Knowledgebase
Specific Fan Power
Posted by Mike Gordon on 22 July 2015 02:42 PM

The following basic calculation should be supplied as part of your audit pack

Example

Supply volume: 5 m3·s–1 (5000 litre/s)

Extract volume: 4 m3·s–1 (4000 litre·s–1)

Supply motor capacity: 7.5 kW

Extract motor capacity: 4 kW

Step 1

Calculate the sum of the installed supply and extract motor capacities:

7.5 + 4.0 = 11.5 kW

Step 2

The sum of the motor capacities is then multiplied by 0.7 to

give 70% of the installed motor capacity, which allows for

typical design tolerances:

11.5 x 0.7 = 8.05 kW

The 0.7 multiplier is to reflect the typical difference between

nominal motor power and actual energy absorbed. For an

ideally-matched motor and load, the factor would be 1. The

absorbed power would be slightly above the nominal power

because motors are not 100% efficient. The SFP could

therefore be higher than this approximate figure.
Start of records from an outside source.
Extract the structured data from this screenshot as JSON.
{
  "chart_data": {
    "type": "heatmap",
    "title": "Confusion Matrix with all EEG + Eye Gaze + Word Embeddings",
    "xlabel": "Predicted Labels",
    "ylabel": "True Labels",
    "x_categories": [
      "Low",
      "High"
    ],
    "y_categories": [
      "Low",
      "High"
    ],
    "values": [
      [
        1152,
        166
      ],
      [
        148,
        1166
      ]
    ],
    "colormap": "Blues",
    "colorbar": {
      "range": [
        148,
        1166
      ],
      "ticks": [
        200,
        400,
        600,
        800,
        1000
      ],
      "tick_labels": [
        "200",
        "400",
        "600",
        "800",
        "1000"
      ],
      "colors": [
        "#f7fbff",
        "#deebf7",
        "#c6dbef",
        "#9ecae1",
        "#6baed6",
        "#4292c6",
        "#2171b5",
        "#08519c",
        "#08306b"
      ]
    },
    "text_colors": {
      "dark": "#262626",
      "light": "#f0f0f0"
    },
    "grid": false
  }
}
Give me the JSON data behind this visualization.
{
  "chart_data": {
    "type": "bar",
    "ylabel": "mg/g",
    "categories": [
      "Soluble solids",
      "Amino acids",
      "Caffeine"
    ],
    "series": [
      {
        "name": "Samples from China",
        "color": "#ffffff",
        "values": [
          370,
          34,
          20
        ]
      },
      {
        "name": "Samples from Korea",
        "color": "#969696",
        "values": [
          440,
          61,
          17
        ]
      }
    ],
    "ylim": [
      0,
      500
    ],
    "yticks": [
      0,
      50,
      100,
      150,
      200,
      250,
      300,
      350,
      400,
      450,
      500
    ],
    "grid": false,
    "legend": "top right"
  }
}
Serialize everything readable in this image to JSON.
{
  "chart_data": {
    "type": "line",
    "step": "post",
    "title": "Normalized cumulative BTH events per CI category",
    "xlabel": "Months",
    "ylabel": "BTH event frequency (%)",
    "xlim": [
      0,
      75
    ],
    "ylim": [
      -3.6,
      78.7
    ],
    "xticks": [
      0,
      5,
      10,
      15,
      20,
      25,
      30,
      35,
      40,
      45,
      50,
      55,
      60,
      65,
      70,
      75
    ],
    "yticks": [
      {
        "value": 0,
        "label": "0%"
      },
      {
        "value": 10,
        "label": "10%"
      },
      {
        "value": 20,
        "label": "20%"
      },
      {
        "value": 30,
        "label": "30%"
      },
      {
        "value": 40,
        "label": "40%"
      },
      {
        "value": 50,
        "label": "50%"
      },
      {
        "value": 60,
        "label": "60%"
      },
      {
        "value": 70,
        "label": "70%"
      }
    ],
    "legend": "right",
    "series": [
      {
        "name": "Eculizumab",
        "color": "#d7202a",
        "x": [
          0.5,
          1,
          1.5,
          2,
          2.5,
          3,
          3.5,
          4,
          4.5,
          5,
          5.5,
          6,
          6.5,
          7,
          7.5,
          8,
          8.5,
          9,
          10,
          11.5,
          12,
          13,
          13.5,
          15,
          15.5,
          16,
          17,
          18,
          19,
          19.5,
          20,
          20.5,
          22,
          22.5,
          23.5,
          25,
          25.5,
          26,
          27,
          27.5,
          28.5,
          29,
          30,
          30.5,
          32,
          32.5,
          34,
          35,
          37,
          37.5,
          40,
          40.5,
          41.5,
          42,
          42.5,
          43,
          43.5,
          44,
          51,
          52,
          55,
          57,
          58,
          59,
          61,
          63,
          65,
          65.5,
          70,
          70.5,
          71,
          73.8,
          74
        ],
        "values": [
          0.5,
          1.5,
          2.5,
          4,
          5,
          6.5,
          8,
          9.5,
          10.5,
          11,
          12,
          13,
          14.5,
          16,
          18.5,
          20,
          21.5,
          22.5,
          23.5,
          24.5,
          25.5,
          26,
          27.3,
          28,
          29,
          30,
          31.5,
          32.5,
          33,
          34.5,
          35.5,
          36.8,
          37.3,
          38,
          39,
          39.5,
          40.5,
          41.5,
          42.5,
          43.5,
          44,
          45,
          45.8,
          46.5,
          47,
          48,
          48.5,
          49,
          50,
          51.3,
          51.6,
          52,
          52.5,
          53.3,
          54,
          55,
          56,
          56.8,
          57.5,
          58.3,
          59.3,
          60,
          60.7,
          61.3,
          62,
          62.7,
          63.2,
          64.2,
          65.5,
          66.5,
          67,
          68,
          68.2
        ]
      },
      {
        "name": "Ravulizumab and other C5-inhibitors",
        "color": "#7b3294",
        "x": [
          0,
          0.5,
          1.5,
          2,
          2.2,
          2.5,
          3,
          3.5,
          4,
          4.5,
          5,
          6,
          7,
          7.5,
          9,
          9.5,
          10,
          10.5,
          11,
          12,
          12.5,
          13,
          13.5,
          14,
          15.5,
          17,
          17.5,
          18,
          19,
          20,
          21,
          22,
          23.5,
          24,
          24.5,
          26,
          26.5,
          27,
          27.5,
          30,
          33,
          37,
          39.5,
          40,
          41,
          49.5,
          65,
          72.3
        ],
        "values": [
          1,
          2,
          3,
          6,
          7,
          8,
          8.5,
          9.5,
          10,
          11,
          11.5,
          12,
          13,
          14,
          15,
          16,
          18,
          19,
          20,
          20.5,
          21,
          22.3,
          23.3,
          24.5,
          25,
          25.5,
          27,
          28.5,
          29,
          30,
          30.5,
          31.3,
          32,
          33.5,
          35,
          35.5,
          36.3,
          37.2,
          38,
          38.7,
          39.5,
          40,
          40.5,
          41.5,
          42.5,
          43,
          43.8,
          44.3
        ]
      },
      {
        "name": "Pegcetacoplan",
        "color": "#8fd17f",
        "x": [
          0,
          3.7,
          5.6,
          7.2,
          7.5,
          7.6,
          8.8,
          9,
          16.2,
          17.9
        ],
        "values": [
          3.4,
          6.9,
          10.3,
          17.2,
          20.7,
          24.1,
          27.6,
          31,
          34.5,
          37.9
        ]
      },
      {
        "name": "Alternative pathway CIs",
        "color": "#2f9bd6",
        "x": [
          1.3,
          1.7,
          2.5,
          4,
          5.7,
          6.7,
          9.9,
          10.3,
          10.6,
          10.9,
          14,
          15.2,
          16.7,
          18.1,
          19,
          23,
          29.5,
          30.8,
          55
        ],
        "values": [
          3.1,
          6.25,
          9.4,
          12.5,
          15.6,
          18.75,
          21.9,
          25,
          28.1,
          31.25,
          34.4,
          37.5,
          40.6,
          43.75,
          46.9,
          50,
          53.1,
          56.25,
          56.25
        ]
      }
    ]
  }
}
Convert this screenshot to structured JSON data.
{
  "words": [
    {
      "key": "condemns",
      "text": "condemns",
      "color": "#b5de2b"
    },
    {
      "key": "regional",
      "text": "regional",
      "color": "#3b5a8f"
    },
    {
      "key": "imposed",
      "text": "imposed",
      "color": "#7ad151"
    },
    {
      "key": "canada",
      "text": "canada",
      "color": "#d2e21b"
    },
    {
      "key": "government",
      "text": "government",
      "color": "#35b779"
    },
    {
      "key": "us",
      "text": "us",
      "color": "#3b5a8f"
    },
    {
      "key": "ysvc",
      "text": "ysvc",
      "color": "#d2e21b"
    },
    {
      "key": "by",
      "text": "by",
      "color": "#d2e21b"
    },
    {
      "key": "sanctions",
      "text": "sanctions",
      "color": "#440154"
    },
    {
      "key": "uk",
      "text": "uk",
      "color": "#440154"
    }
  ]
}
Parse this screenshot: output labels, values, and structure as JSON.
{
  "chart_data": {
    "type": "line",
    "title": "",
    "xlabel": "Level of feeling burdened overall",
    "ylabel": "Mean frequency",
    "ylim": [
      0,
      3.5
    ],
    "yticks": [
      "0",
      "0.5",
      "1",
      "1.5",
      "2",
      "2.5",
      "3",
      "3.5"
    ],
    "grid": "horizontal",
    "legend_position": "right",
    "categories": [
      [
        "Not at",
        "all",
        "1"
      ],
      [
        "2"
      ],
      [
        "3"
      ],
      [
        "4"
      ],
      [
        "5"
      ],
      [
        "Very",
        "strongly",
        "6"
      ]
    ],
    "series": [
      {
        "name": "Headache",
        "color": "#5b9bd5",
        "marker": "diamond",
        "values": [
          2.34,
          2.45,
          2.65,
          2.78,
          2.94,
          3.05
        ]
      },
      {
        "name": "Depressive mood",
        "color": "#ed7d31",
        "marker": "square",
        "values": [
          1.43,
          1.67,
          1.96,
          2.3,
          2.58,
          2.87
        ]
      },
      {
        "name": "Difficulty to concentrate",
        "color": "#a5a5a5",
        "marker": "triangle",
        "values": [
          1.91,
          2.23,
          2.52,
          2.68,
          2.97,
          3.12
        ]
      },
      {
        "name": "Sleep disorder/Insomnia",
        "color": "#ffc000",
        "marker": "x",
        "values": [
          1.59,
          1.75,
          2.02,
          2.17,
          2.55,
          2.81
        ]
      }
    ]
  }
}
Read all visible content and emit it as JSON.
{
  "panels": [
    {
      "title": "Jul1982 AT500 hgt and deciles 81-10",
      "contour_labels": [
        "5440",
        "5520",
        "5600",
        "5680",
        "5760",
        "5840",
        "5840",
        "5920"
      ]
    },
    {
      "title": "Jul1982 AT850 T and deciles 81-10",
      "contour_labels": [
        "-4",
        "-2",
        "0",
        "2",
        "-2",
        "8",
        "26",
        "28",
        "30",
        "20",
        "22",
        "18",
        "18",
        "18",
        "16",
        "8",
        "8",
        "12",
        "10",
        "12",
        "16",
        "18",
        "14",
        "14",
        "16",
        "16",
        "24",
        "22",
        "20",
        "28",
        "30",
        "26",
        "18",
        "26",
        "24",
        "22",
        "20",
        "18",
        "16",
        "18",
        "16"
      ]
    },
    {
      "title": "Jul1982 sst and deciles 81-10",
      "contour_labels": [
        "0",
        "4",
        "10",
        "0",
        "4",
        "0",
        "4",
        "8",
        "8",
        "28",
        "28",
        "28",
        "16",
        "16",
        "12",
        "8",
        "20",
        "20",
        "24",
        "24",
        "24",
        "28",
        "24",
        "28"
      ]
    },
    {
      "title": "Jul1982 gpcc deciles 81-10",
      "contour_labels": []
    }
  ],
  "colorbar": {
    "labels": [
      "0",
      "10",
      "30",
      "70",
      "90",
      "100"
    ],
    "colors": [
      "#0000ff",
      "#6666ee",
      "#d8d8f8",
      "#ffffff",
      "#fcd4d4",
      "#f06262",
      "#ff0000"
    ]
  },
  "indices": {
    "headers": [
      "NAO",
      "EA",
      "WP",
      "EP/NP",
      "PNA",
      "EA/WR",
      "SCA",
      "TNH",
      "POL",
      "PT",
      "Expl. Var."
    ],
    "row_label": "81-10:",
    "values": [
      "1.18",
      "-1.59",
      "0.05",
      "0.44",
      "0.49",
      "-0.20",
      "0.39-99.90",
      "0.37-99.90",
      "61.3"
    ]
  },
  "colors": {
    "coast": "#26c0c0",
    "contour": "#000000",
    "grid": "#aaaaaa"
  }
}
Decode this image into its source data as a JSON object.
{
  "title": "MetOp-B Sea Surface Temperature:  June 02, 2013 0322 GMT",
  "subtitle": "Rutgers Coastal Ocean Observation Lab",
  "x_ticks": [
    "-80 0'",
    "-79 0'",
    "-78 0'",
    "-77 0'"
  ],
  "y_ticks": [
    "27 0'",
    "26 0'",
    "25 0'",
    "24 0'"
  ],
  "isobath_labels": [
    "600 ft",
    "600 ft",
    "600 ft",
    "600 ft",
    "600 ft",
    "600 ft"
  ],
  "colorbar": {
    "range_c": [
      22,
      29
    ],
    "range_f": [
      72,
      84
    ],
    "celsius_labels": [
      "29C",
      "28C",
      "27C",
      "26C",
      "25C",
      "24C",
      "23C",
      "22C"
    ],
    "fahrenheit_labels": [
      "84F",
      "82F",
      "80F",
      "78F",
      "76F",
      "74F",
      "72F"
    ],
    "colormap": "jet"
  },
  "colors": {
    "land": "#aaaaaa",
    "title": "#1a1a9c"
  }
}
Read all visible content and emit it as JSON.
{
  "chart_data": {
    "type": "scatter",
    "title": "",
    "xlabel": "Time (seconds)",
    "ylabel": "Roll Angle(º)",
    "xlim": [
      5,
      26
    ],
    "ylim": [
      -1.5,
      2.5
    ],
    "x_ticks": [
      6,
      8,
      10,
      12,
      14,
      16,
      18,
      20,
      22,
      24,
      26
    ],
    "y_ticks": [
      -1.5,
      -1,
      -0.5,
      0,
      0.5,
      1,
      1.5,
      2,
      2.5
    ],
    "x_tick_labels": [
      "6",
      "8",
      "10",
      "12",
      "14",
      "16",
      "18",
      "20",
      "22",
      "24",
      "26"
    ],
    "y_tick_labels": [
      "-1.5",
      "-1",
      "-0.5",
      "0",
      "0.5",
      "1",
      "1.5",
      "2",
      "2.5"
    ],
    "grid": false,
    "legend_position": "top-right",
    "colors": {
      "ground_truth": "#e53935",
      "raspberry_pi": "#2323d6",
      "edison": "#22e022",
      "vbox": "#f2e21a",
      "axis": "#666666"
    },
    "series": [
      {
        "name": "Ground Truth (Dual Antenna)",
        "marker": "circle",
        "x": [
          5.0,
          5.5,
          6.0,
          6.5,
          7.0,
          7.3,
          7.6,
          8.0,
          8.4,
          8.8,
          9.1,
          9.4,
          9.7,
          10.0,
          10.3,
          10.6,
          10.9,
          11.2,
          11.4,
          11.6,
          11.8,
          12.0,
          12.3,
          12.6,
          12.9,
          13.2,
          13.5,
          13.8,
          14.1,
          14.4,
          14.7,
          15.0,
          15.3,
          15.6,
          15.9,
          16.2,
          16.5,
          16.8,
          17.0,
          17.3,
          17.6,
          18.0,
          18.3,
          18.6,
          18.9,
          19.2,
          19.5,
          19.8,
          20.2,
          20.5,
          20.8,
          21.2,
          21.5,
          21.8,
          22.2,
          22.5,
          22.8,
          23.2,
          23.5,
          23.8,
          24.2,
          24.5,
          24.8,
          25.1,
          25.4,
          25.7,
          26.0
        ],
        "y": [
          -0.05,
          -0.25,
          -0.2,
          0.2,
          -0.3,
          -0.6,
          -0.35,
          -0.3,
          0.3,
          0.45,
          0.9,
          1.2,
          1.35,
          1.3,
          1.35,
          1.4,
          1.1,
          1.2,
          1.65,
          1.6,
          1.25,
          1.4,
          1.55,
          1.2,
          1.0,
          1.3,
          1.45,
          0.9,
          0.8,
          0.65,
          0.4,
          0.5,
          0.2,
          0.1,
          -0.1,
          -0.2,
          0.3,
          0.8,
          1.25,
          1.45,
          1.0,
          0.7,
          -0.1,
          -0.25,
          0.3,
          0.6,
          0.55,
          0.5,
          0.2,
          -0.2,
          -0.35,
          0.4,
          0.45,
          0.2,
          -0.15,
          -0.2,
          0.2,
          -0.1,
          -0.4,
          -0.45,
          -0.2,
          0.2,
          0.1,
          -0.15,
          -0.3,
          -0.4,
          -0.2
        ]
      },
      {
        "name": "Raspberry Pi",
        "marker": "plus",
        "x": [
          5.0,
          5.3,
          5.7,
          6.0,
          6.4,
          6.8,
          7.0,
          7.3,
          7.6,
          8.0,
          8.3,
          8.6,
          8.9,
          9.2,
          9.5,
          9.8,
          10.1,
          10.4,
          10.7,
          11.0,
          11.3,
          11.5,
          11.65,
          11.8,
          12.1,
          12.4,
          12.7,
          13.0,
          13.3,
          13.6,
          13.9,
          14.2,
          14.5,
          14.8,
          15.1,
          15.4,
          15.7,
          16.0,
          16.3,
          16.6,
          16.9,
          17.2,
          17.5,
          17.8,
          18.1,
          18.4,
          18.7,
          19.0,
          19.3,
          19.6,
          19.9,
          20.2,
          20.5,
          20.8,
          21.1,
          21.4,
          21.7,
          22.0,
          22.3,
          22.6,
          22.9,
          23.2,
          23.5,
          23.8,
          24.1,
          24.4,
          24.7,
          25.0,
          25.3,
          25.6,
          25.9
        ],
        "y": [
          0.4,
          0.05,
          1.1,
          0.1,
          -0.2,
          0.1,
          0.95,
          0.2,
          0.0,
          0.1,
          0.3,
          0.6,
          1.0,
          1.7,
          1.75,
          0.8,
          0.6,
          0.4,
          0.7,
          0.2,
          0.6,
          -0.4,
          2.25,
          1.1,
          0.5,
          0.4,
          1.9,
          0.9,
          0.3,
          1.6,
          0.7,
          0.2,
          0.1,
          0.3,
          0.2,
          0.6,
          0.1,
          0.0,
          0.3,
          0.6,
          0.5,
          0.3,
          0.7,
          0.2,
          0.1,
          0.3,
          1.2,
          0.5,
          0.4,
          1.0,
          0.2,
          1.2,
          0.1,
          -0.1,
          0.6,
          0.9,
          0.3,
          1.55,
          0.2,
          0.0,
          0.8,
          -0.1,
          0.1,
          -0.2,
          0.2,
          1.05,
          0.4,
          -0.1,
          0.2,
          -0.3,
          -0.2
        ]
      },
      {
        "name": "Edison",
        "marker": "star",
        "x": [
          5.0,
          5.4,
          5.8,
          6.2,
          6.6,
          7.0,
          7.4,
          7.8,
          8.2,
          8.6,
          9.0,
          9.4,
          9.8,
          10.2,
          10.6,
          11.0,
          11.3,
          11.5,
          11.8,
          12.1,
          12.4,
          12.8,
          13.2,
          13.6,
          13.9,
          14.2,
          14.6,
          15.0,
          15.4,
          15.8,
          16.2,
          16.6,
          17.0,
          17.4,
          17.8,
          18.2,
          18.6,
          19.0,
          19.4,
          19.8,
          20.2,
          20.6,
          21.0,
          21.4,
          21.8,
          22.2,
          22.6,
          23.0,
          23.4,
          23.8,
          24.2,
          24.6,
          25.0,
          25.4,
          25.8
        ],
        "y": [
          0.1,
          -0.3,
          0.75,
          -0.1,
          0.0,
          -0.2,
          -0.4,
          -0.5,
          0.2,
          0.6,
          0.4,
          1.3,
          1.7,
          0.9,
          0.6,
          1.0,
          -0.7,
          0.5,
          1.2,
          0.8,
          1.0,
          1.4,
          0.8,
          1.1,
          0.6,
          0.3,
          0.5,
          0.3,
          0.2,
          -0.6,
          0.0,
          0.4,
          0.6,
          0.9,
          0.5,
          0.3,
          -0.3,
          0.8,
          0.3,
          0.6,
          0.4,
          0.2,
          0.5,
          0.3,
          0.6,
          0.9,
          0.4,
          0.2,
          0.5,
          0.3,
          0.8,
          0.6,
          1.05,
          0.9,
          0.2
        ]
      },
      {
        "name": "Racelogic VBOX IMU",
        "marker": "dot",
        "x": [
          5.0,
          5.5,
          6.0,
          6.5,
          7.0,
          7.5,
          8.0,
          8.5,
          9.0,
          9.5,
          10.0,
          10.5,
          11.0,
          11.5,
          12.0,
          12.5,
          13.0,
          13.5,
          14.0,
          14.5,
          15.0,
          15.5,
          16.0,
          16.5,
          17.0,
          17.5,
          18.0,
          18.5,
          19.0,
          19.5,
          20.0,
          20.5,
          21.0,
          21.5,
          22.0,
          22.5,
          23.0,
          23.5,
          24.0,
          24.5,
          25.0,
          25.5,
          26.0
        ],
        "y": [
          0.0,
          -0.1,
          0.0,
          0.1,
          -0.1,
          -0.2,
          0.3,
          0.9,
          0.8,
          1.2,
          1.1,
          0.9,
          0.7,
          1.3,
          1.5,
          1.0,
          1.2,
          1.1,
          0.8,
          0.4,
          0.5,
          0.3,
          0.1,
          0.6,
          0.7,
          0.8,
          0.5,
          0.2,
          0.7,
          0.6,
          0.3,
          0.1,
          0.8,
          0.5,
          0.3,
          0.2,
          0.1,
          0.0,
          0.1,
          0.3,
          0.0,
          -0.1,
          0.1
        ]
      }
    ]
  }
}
Note: it may be possible to determine power input more

directly by using a non-contact meter. Where a frequency

inverter is in use, absorbed fan powers may be indicated on

the inverter’s display. Where this is not available, commissioning

data should be consulted (if available) to establish

the designer’s intended operational frequency. These data

can then be used in conjunction with installed motor

capacity to establish the anticipated absorbed power of the

system. When the operational motor frequency differs from

the commissioned value, air flow rates shall be recalculated

accordingly.

Step 3

Express the installed motor capacity in watts:

8.05 kW = 8050 W

Step 4

This figure is then divided by the greater of either the supply

or extract volumes:

8050 ÷ 5000 = 1.61 W/(litre·s–1)

 

Where specific airflow rates are unavailable, they can be

estimated by multiplying the cross-sectional area of the

cooling coil by its design face velocity (typically 2.5 m·s–1).

For example, an AHU cooling coil having width of 2.0 m and

a height of 1.5 m would have an estimated airflow rate as

follows:

Cross sectional area = 2.0 m x 1.5 m = 3 m2

Estimated flow rate = 3 m2 x 2.5 m·s–1 = 7.5 m3·s–1